I don’t want to be Jason Collins.

Every year, Major League Baseball hosts Jackie Robinson Day, and every baseball player gives up their regular jersey number to wear #42, Robinson’s number with the Brooklyn Dodgers.  It’s a fantastic gesture and a tribute to a baseball legend and trailblazer.

And I always hope that in that sea of 42’s… I keep hoping someone will wear #1.

Number 1 is the number of Robinson’s teammate, Pee Wee Reese.  For it was Reese who refused to sign his name to a player-created boycott of the team if Robinson made the big leagues.  It was Reese who stood by Robinson and shook his hand and guided him through that turbulent 1947 season, and for many seasons after that.  It was Reese who first treated Robinson as a teammate, not as a sideshow or as an oddity.  In other words, Pee Wee Reese was an ally.

Jason Collins of the Washington Wizards just announced yesterday that he is gay, making him the first person on a current roster in any of the four major North American team sports to come out.   But now he has to face many obstacles, and those obstacles are going to take all his skill and his courage and his determination.

And as much as it would sound heroic and noble, he can’t do it alone.
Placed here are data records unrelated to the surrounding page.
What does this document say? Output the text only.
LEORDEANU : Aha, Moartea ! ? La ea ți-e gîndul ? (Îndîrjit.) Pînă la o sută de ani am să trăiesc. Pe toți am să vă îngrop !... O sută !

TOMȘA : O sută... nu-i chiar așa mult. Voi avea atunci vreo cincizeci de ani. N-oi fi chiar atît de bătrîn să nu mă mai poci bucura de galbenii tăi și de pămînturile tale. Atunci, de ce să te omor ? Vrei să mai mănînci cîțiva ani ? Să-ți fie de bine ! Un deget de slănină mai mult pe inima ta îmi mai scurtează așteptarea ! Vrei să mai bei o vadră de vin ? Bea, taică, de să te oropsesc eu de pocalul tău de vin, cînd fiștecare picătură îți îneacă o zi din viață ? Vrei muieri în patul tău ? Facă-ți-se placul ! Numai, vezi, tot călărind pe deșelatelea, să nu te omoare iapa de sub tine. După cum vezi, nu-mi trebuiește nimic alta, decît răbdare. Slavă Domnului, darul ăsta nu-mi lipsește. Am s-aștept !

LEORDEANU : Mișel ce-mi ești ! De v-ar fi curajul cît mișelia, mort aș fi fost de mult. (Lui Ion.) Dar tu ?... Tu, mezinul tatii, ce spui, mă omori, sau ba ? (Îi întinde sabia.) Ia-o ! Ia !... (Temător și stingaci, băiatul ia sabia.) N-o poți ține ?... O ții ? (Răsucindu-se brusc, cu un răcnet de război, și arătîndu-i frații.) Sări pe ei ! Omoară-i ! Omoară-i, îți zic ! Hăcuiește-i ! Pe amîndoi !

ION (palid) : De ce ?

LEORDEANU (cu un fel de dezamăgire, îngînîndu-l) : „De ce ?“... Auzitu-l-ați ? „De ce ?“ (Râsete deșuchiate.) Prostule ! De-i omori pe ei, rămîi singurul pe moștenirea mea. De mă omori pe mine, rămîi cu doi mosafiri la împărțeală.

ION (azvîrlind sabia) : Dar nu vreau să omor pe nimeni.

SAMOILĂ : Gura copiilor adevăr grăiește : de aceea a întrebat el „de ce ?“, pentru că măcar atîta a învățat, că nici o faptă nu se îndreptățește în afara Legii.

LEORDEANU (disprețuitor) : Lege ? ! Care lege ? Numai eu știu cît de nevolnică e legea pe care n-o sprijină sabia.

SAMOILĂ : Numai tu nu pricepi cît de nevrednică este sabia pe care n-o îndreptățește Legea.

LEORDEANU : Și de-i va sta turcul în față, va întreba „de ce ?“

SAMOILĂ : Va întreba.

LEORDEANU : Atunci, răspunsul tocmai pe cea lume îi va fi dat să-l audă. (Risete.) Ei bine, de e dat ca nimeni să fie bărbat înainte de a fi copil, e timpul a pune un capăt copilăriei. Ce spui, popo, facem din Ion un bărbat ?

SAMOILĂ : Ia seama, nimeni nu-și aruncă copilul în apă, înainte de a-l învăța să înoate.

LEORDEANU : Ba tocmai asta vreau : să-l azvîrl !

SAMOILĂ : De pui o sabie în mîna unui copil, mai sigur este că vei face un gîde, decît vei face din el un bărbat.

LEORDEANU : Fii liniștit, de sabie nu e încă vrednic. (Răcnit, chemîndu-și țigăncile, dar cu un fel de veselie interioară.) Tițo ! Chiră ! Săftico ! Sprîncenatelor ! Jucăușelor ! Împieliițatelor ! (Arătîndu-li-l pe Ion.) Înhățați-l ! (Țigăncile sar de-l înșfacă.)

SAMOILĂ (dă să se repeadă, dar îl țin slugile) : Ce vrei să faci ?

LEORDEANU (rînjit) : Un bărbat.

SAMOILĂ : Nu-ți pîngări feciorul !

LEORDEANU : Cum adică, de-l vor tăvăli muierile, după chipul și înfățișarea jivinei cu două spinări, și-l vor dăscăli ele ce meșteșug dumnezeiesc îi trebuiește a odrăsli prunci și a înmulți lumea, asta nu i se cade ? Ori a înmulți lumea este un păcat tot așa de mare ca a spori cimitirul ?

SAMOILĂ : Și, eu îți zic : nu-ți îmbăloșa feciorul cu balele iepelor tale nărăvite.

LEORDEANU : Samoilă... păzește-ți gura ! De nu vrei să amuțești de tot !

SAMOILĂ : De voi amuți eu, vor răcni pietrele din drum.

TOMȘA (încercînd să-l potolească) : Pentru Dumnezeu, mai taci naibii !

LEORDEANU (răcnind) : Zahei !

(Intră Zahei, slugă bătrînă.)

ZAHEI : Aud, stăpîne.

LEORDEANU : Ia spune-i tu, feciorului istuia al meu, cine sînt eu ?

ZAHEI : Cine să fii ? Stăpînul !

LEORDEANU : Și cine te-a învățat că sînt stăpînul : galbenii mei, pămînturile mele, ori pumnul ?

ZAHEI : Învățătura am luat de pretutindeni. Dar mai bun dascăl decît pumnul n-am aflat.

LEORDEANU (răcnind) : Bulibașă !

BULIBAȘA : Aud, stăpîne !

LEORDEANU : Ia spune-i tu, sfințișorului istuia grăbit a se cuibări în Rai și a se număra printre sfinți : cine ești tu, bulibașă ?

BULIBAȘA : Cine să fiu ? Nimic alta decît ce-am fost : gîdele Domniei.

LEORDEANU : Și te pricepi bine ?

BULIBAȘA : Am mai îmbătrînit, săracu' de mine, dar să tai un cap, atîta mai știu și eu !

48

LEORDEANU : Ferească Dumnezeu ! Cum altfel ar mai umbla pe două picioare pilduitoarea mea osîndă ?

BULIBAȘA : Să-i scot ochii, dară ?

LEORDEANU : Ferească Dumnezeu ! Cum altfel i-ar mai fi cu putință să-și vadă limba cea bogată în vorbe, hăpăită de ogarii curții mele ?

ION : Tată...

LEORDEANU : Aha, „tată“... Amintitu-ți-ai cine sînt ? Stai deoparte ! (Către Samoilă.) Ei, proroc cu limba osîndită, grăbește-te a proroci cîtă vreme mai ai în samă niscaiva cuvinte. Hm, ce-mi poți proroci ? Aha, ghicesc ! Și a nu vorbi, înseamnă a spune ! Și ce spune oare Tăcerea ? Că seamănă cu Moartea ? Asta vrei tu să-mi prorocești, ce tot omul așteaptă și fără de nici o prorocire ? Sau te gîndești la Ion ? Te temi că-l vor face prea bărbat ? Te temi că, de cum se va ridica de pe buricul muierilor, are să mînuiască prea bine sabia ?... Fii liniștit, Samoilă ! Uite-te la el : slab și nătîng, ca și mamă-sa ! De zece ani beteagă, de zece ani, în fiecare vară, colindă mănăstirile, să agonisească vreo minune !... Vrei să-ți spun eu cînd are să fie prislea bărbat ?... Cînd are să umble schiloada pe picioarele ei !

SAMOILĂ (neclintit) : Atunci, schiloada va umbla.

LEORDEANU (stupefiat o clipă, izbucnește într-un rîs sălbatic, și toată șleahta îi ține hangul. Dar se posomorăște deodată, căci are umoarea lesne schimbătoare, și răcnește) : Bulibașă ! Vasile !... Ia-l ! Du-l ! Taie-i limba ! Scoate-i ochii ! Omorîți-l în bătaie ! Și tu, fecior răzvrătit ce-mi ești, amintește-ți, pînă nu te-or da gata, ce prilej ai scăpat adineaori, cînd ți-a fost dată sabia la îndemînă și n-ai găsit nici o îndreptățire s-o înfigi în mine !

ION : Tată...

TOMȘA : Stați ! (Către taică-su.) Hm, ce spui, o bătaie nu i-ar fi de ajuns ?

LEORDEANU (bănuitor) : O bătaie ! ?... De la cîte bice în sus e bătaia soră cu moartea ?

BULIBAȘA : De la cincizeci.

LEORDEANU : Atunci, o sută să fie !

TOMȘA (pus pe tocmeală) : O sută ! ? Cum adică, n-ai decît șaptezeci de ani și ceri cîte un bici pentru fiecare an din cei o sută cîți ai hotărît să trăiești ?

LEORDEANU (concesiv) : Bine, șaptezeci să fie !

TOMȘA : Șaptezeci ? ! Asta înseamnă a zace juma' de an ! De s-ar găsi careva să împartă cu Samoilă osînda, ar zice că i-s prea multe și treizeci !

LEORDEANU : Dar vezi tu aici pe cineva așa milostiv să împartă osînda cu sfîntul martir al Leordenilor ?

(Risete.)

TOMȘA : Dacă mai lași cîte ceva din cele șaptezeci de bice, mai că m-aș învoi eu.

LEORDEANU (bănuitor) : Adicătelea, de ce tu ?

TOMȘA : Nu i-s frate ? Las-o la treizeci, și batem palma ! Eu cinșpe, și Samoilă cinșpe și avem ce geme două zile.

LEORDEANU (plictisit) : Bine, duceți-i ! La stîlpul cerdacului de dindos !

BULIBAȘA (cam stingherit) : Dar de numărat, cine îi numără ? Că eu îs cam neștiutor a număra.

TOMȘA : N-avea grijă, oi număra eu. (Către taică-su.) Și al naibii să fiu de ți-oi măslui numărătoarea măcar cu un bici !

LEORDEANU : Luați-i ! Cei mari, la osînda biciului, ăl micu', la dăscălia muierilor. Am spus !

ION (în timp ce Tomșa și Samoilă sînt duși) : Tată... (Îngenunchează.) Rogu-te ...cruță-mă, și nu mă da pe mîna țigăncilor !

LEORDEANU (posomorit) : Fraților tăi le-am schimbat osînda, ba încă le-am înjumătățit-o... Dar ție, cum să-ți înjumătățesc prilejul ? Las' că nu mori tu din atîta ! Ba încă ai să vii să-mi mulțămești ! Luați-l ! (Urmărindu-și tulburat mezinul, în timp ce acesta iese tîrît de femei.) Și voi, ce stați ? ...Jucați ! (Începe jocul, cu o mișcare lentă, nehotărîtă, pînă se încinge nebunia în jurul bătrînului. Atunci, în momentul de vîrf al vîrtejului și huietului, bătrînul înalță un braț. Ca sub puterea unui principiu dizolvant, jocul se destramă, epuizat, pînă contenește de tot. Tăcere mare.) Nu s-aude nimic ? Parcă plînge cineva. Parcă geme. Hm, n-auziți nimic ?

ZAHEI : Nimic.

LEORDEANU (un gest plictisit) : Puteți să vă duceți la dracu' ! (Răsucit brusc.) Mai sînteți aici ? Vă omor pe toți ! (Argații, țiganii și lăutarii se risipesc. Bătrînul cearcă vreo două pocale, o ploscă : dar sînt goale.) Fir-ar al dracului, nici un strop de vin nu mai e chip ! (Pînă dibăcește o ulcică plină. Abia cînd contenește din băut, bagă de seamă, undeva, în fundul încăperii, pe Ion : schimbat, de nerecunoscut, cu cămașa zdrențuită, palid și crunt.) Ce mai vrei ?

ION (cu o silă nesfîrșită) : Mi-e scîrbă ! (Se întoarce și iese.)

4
Because, no matter what people think, there is still homophobia in this world.  Deep, sinister, vicious homophobia.  It’s people who hide behind computer monitors and, in their supposed anonymity and with a dose of monitor courage, send messages like “You’re a faggot” to the people they despise.  It’s people who presume that this person or that person is gay, and in some sinister twist of supposed homo inferiorus, suggest that if that person is gay, then they must be either a deviant or a pervert or a threat.  Think about it.  If you’re with someone and you happen to mention Derek Jeter’s name, and that person immediately responds back with, “Oh he’s gay.  He goes down on men.”  What would you think of that person?  That it was a joke?  That it was a sarcastic comment?  Or that it was just a pathetic statement?

Now for some people, their fear and hatred of anyone who professes to be gay is based on what they perceive as the following tenets – “IF a person is gay, then he likes to have sex with other men.  If a person likes to have sex with other men, then he might want to force me to have sex with him.  That would make him a pervert.  And if he did that to me, he would turn me gay as well and I would become a pervert.  I can’t have that.  Therefore, if someone is gay, then he’s in the wrong and I have every right to bash in his skull.”

Do you understand how full of horse manure that screwed-up statement is?

Trust me.  There’s plenty of gay-bashing and hatred out there towards members of the LGBTQ community to begin with.  And stupid statements like the one above hold about as much water as a sieve.

That’s where straight allies come in.  Straight allies are those people who work behind the scenes.  They don’t judge someone by sexual preference any more than they judge by religion or creed or race or national origin.  They judge by who that person is as a human being.

Personally, I wish we were in a world where seeing the letters GLBTQ means you’ve drawn five Scrabble tiles.  I wish we were in a world where people didn’t have to “come out” as if it was some sort of national requirement or worldwide mandate.   And as for Jason Collins, all I cared about him was that he was a halfway-decent NBA center with ten years of service for six NBA teams, and maybe a seventh team next year.  I didn’t care who he slept with, that’s not my business.  In fact, it’s not anybody’s business who he sleeps with or why.

But what I do care about is that if he has the courage to state his sexual preference in a public setting, and he’s willing to take on the prejudice that will come from other players and other fans and even the media – which has already happened in the 24 hours since he made his public announcement – what I care about is that Jason Collins will need straight allies.  Just as Jackie Robinson needed Pee Wee Reese when Robinson broke through Major League Baseball’s color barrier.

And somewhere, whether it’s with the Atlanta Hawks or with whatever new team he plays for next year, there’s a teammate that will be Jason Collins’ straight ally.  Someone who will tell the hecklers to shut up.  Someone who will challenge when Collins is fouled to the point of a Flagrant 2.  Someone who doesn’t care about what Collins does off the court, but instead cares when Collins can get in the low post and be ready for the lob pass for an easy layup.

We’ve come so far in this world, and yet we have just as far to travel.

Jason Collins has a far road to travel.  He shouldn’t have to do it alone.  If there is a teammate who is willing to stand up and be his straight ally, stand up now.  That takes just as much courage in this day and age to do so, as Collins did yesterday.

Because I don’t want to be Jason Collins.

I want to be the player who is Jason Collins’ straight ally.